By the time I got there, the Ativan was flowing and his seizure had stopped. The interns surrounded him, hooking up the leads on his scalp and forehead for the EEG.
"We just got him calm," Dr. Cooper said, but she continued working on lead placement.
"Tonic-clonic this time, Doc. They're getting worse." Dr. Baine had no clue, maybe because he hadn't encountered a seizure patient, or perhaps he'd ignored that part of his studies.
"Tonic-clonic seizures aren't necessarily worse or better than complex partial seizures. We need the EEG to understand what is happening in his neurons." I studied him. He looked so familiar, but I couldn't peg where I'd seen his face. "Let's get this done faster. If he seizes again soon, we'll be able to catch it on the scan and know exactly what's taking place. It will help us narrow down the cause."
Their hands worked quickly and the man stayed calm the entire time. When his eyes blinked open, everyone braced themselves for another episode, but nothing happened, nothing that they feared, anyway. The man lifted his head and looked up at me, sort of confused. Seizures could make a person forget things for days or weeks afterward, but as crisp as can be, he said, "I know you."
My heart stopped when I heard his voice. It was the man I slugged on the street corner that night Lauren came rushing up to me. I had hit him so hard, he fell and smacked his head on the brick behind him and then possibly the concrete, too. Was I the trauma? Did this happen because of me? Had he been having the seizures since then and only now just got brought in?
"We really need this test, guys…" The functional EEG would not only tell us what was going on during an active episode, but also if his seizures had been happening previously and an approximate amount of intensity.
"I know you. You’re that guy who hit me…" The man became combative and belligerent, swinging and shouting.
The interns looked at me with shock and confusion the angrier and louder he got. He hit Dr. Baine and nearly knocked Dr. Cooper over as they wrestled to sedate him again, but the ruckus drew the security officers into the room from out in the hallway where nurses had called them.
"What's going on here?" one of the security officers asked.
"That man… he hit me." The patient was beginning to feel the effects of the sedation and could hardly be understood, but that accusation was enough for the security guys to take action.
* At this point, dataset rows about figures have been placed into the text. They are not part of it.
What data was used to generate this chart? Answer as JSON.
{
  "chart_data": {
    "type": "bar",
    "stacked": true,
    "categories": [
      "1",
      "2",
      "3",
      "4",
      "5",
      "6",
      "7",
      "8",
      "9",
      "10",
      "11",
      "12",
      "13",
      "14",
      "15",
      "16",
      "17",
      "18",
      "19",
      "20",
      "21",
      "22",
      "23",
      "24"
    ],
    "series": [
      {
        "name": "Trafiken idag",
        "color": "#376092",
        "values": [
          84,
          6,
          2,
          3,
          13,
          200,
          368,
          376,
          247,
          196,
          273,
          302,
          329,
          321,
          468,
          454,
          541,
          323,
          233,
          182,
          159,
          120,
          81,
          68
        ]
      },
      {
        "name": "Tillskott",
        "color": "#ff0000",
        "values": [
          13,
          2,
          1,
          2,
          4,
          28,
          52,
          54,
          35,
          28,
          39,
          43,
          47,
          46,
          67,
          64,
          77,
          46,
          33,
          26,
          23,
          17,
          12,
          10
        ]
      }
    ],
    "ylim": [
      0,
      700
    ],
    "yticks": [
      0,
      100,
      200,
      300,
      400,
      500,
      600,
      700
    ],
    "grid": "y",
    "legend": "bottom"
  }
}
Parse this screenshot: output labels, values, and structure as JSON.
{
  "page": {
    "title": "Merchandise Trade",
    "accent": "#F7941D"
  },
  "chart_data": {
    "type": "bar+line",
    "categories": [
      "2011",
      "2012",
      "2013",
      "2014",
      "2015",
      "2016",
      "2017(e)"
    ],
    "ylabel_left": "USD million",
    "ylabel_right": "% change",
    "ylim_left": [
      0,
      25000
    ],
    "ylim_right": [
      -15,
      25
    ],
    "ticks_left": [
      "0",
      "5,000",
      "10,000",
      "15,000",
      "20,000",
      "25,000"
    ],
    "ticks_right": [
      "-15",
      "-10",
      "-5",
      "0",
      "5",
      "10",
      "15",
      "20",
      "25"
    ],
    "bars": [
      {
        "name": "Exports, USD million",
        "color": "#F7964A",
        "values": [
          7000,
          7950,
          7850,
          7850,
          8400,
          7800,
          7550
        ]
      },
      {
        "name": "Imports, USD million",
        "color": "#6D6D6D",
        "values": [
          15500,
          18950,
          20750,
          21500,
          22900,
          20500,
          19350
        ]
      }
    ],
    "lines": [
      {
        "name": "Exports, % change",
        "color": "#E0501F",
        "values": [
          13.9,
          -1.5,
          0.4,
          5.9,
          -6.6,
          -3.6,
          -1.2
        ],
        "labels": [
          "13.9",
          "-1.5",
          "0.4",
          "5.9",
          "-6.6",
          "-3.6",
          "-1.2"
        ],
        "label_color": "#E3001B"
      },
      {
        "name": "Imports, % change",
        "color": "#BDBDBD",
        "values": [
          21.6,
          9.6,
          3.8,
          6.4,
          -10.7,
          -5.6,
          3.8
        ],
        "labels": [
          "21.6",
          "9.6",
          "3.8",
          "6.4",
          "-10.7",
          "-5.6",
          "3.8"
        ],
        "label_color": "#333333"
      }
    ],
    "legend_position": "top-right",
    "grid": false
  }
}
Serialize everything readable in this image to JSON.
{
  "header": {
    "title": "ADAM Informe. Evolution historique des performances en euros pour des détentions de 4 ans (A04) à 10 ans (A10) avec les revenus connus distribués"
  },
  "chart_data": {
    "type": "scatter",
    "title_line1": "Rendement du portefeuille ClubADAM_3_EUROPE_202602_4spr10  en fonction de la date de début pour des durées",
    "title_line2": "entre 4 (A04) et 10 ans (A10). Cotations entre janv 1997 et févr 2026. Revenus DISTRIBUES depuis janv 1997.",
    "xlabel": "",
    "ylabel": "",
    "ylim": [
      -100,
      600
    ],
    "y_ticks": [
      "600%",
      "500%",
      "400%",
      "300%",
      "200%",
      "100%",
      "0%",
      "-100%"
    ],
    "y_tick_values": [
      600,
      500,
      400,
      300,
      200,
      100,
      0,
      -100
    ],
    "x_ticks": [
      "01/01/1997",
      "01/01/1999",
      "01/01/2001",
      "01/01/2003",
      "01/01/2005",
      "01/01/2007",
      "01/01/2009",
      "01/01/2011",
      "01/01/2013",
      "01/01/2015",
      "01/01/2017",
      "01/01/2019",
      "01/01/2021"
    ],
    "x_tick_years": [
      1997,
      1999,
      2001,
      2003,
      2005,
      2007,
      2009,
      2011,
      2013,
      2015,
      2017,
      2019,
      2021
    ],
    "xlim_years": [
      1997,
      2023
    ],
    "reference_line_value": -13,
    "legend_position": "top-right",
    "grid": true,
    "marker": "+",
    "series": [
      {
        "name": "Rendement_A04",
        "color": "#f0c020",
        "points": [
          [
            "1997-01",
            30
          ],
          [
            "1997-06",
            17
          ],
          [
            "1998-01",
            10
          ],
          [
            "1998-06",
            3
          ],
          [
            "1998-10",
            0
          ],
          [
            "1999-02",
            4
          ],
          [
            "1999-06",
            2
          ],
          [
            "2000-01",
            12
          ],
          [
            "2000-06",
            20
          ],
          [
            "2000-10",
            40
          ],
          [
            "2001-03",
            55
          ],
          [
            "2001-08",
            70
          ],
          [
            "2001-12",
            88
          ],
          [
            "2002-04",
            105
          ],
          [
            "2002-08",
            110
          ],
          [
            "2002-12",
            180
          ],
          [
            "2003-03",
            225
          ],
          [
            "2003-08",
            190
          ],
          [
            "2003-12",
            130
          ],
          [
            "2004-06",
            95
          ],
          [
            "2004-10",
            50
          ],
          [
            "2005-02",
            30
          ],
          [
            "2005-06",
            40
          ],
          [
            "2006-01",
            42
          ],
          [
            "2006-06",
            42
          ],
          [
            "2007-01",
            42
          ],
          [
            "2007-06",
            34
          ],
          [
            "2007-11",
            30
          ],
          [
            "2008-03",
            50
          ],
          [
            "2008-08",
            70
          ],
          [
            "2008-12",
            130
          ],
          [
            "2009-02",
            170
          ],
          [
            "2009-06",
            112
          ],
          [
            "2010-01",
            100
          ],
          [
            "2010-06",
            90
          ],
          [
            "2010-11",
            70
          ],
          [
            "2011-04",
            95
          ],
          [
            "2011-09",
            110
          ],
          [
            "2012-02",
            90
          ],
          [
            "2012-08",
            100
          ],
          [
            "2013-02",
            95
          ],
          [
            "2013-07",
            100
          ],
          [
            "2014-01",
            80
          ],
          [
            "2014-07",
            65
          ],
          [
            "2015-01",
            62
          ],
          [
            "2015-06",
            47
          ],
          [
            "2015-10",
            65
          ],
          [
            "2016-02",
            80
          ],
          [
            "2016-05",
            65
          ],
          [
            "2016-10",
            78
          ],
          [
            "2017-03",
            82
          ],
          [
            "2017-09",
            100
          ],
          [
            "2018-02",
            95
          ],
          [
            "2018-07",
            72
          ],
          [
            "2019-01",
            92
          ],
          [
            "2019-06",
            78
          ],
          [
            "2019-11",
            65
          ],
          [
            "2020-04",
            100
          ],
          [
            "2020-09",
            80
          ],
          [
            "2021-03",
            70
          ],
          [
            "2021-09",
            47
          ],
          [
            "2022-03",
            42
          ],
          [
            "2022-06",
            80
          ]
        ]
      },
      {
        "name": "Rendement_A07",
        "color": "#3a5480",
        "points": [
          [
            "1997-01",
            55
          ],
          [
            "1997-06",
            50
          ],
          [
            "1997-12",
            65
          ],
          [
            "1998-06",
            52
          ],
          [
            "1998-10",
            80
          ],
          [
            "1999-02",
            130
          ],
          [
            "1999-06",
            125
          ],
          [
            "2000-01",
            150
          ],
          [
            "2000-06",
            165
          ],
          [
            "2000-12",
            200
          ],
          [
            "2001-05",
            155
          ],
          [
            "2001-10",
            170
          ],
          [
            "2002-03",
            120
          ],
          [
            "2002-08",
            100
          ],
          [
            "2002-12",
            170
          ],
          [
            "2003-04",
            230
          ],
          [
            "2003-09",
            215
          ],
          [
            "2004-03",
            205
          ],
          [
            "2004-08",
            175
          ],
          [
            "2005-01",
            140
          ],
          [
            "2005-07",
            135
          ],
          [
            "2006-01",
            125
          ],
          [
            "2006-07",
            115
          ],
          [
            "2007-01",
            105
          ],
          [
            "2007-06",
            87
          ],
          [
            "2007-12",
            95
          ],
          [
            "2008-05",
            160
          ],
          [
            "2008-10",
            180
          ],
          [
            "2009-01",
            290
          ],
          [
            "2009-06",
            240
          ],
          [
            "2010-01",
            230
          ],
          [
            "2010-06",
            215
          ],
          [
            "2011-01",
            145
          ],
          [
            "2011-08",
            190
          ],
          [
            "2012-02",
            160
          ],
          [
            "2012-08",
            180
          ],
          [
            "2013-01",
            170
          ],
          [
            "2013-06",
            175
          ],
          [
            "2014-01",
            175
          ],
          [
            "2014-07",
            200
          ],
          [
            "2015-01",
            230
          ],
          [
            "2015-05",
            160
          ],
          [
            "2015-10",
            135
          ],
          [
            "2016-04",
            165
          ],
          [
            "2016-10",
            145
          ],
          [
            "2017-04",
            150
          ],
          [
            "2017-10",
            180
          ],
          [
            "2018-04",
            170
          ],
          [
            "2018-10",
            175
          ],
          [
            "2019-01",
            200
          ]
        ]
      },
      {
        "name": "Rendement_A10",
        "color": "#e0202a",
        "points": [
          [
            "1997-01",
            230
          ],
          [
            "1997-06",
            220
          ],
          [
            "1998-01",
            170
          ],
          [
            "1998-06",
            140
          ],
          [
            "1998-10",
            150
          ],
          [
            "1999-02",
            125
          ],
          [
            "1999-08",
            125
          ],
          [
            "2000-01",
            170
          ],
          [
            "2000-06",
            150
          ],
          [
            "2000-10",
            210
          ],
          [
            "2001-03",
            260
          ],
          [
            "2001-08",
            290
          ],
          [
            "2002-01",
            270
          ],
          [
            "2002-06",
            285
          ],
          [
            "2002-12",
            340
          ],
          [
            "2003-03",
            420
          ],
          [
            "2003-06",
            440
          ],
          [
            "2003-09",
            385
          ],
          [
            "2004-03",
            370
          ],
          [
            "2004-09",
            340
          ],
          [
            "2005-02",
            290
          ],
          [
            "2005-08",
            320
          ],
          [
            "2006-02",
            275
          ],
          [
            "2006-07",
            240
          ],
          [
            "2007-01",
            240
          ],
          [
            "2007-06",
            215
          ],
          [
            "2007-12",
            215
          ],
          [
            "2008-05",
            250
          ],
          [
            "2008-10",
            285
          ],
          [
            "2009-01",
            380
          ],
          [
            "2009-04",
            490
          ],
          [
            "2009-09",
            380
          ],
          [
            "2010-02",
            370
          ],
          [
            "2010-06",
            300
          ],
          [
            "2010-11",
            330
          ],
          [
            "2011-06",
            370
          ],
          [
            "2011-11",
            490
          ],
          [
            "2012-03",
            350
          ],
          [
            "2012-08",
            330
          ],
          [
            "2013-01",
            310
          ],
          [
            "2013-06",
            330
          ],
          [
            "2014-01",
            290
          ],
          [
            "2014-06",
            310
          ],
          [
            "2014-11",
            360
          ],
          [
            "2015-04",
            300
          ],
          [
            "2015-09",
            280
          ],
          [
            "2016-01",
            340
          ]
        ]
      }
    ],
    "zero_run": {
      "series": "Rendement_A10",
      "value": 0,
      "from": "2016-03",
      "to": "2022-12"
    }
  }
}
"Dr. Park, can you explain what he's talking about?" One of them had a hand on his pepper spray, and I felt my gut tighten into a knot.
"I think we should talk somewhere private." My whole world just came crashing in around me with no way to protect Lauren from this fallout. If this guy told them what happened, they'd ask who the woman was. If I told them, we were done for. Chances were, without someone to corroborate my story, I was going to go down for assault. And if the seizures really were caused by that blow, I was in a heap of trouble, maybe looking at jail time.
My God, why couldn't life just let up and give me a chance to breathe?